Girl, Woman, Other
Girl, Woman, Other by Bernardine Evaristo
Guest review from @jtrozeik✨
📒📕📗📘📙
It’s no surprise that Evaristo’s Girl, Woman, Other won the Booker prize last year.
The story follows the lives and struggles of 12 different characters. Mostly women, mostly Black and British. But all with very different upbringings, families, struggles, and perspectives.
Evaristo touches on important topics; the LGBTQ+ community, race, and feminism but it also goes deeper within them to also explore themes of domestic abuse, unhappy marriages, parental abandonment, and rape across six generations across the UK.
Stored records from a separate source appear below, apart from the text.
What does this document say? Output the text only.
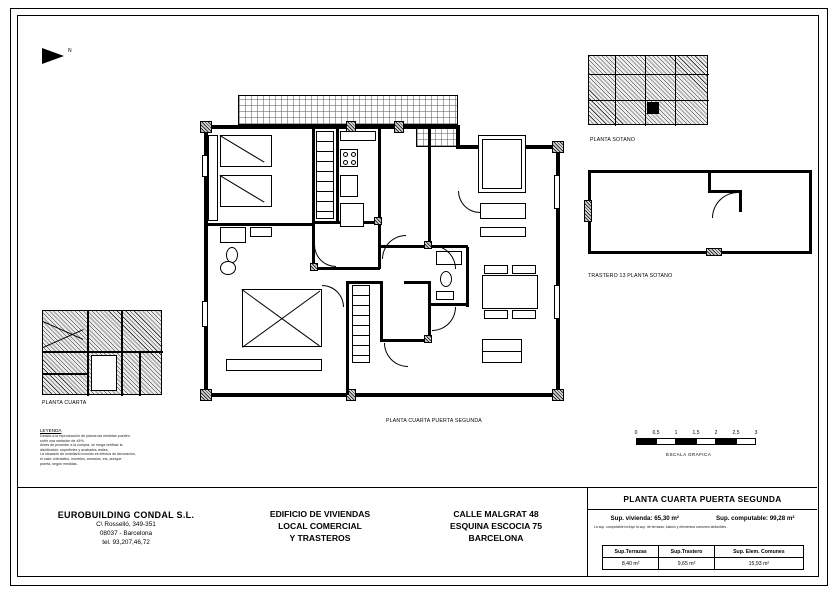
N
PLANTA CUARTA PUERTA SEGUNDA
PLANTA CUARTA
PLANTA SOTANO
TRASTERO 13 PLANTA SOTANO
LEYENDA
Debido a la reproducción de planos las medidas pueden
sufrir una variación de ±5%.
Antes de proceder a la compra, se ruega verificar la
distribución, superficies y acabados reales.
La situación de mobiliario incluido es efectos de decoración,
el valor orientativo, muebles, armarios, etc, aunque
puerta, según medidas.
0	0,5	1	1,5	2	2,5	3
ESCALA GRAFICA
EUROBUILDING CONDAL S.L.
C\ Rosselló, 349-351
08037 - Barcelona
tel. 93,207,46,72
EDIFICIO DE VIVIENDAS
LOCAL COMERCIAL
Y TRASTEROS
CALLE MALGRAT 48
ESQUINA ESCOCIA 75
BARCELONA
PLANTA CUARTA PUERTA SEGUNDA
Sup. vivienda: 65,30 m²	Sup. computable: 99,28 m²
La sup. computable incluye la sup. de terrazas, balcón y elementos comunes atribuibles.
Sup.Terrazas	Sup.Trastero	Sup. Elem. Comunes
8,40 m²	9,65 m²	15,93 m²
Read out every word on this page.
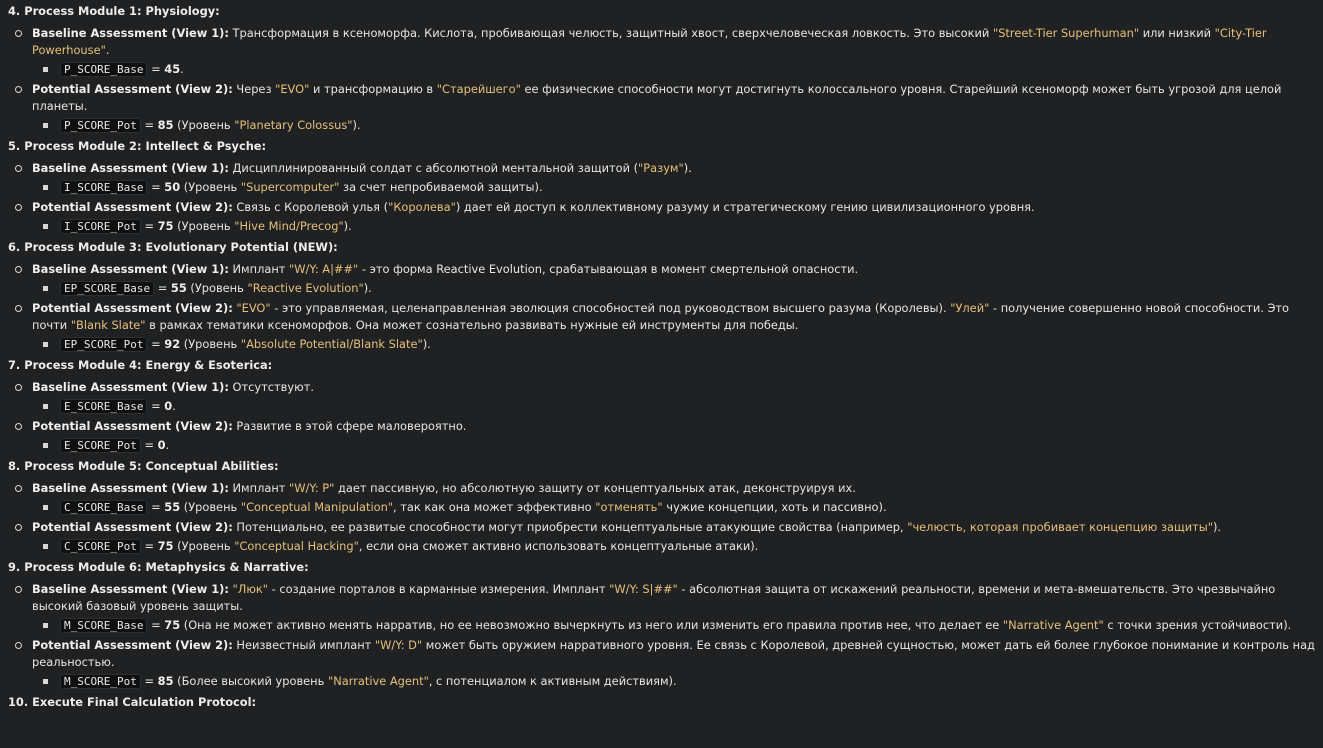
4. Process Module 1: Physiology:
Baseline Assessment (View 1): Трансформация в ксеноморфа. Кислота, пробивающая челюсть, защитный хвост, сверхчеловеческая ловкость. Это высокий "Street-Tier Superhuman" или низкий "City-Tier Powerhouse".
P_SCORE_Base = 45.
Potential Assessment (View 2): Через "EVO" и трансформацию в "Старейшего" ее физические способности могут достигнуть колоссального уровня. Старейший ксеноморф может быть угрозой для целой планеты.
P_SCORE_Pot = 85 (Уровень "Planetary Colossus").
5. Process Module 2: Intellect & Psyche:
Baseline Assessment (View 1): Дисциплинированный солдат с абсолютной ментальной защитой ("Разум").
I_SCORE_Base = 50 (Уровень "Supercomputer" за счет непробиваемой защиты).
Potential Assessment (View 2): Связь с Королевой улья ("Королева") дает ей доступ к коллективному разуму и стратегическому гению цивилизационного уровня.
I_SCORE_Pot = 75 (Уровень "Hive Mind/Precog").
6. Process Module 3: Evolutionary Potential (NEW):
Baseline Assessment (View 1): Имплант "W/Y: A|##" - это форма Reactive Evolution, срабатывающая в момент смертельной опасности.
EP_SCORE_Base = 55 (Уровень "Reactive Evolution").
Potential Assessment (View 2): "EVO" - это управляемая, целенаправленная эволюция способностей под руководством высшего разума (Королевы). "Улей" - получение совершенно новой способности. Это почти "Blank Slate" в рамках тематики ксеноморфов. Она может сознательно развивать нужные ей инструменты для победы.
EP_SCORE_Pot = 92 (Уровень "Absolute Potential/Blank Slate").
7. Process Module 4: Energy & Esoterica:
Baseline Assessment (View 1): Отсутствуют.
E_SCORE_Base = 0.
Potential Assessment (View 2): Развитие в этой сфере маловероятно.
E_SCORE_Pot = 0.
8. Process Module 5: Conceptual Abilities:
Baseline Assessment (View 1): Имплант "W/Y: P" дает пассивную, но абсолютную защиту от концептуальных атак, деконструируя их.
C_SCORE_Base = 55 (Уровень "Conceptual Manipulation", так как она может эффективно "отменять" чужие концепции, хоть и пассивно).
Potential Assessment (View 2): Потенциально, ее развитые способности могут приобрести концептуальные атакующие свойства (например, "челюсть, которая пробивает концепцию защиты").
C_SCORE_Pot = 75 (Уровень "Conceptual Hacking", если она сможет активно использовать концептуальные атаки).
9. Process Module 6: Metaphysics & Narrative:
Baseline Assessment (View 1): "Люк" - создание порталов в карманные измерения. Имплант "W/Y: S|##" - абсолютная защита от искажений реальности, времени и мета-вмешательств. Это чрезвычайно высокий базовый уровень защиты.
M_SCORE_Base = 75 (Она не может активно менять нарратив, но ее невозможно вычеркнуть из него или изменить его правила против нее, что делает ее "Narrative Agent" с точки зрения устойчивости).
Potential Assessment (View 2): Неизвестный имплант "W/Y: D" может быть оружием нарративного уровня. Ее связь с Королевой, древней сущностью, может дать ей более глубокое понимание и контроль над реальностью.
M_SCORE_Pot = 85 (Более высокий уровень "Narrative Agent", с потенциалом к активным действиям).
10. Execute Final Calculation Protocol:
The book is split into four main chapters, with each chapter split into three sections – a character for each section. The characters are all directly connected in each chapter, but Evaristo seamlessly ties the characters loosely across the other chapters. And the characters are incredibly dimensional, I really felt like I know them – and despite not relating with all of their struggles, you become to deeply empathise with their pain and learn. It’s impressive how she has managed to create 12 unique characters, each unique, each with a different background, and each with a vibrant personality. Her writing is profoundly compassionate but equally witty, and it forces you to challenge your own biases.
If you’re someone who likes literacy structure – this book is not for you. Evaristo does not follow traditional grammar rules and you may not realise you’re reading through dialogue instead of narrative! However, you get used to it, and it helps the narrative flow and focused on the perspective of the character you’re reading.